Gilberto Salmoni, classe 1928, è un sopravvissuto al campo di concentramento tedesco di Buchenwald, "la foresta di faggi".
Nel giorno della Memoria, nella cerimonia ufficiale che si è tenuta stamane a palazzo Ducale, racconta di quando fu arrestato a 16 anni con tutta la famiglia, di quando venne prima internato a Fossoli e poi deportato insieme al fratello in Germania. Arrivò di notte: scesero dal treno, fecero una ventina di metri a piedi, nel buio. I genitori e la sorella furono mandati ad Auschwitz, dove trovarono la morte.

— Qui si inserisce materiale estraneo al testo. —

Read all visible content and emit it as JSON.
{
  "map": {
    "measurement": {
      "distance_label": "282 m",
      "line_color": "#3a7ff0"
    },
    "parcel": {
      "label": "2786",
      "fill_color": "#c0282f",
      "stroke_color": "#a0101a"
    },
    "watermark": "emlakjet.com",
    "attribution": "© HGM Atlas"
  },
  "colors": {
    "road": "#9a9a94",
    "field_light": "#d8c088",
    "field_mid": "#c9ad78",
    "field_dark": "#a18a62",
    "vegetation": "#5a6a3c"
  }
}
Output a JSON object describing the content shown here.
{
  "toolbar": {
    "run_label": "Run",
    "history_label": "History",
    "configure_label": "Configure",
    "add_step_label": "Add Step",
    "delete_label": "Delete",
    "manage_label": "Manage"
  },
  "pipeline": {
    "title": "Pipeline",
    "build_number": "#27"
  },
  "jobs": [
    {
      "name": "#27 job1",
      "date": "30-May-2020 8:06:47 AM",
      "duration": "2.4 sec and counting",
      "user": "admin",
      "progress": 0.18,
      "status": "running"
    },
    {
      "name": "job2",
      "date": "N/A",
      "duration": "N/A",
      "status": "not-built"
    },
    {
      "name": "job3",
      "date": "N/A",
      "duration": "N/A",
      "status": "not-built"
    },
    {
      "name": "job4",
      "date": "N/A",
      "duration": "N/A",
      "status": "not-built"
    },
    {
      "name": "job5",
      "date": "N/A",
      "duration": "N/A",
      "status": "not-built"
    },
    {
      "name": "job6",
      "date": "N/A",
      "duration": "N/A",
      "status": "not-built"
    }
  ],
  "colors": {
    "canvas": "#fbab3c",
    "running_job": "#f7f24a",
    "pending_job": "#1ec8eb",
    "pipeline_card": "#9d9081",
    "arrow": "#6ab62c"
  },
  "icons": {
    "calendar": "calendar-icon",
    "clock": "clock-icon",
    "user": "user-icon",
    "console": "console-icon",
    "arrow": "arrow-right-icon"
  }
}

"A Fossoli c'era il campo di smistamento - dice, ripescando nella memoria le immagini di quando la sua vita cambiò drasticamente - Da lì si andava nei campi veri, quelli di sterminio, o in altri simili a Buchenwald, dove non c’erano camere a gas, ma c'era il forno crematorio. Sono comunque morte 50 mila persone di stenti, lavoro massacrante, malnutrizione e freddo".
Mentre racconta, Salmoni ha gli occhi lucidi, ma le lacrime non scendono più: "E' una cosa talmente distante che ora sembra incredibile sia accaduta. Ma è così: la Germania era disseminata di campi per i nemici, per chi era di 'razza' ebraica".
Salmoni ricorda anche il momento della cattura: "Successe alla frontiera Svizzera per un nostro errore, o forse un errore delle nostre guide: eravamo al confine, non ci restava che scendere da un monte. Invece ci hanno fatto tornare indietro di duecento metri, in una capanna: faceva freddo, c'era molta neve, si affondava. Ci fermammo. Lì, forse - continua a raccontare commosso - qualcuno ci ha segnalato: sono venute tre persone della milizia e ci hanno arrestato".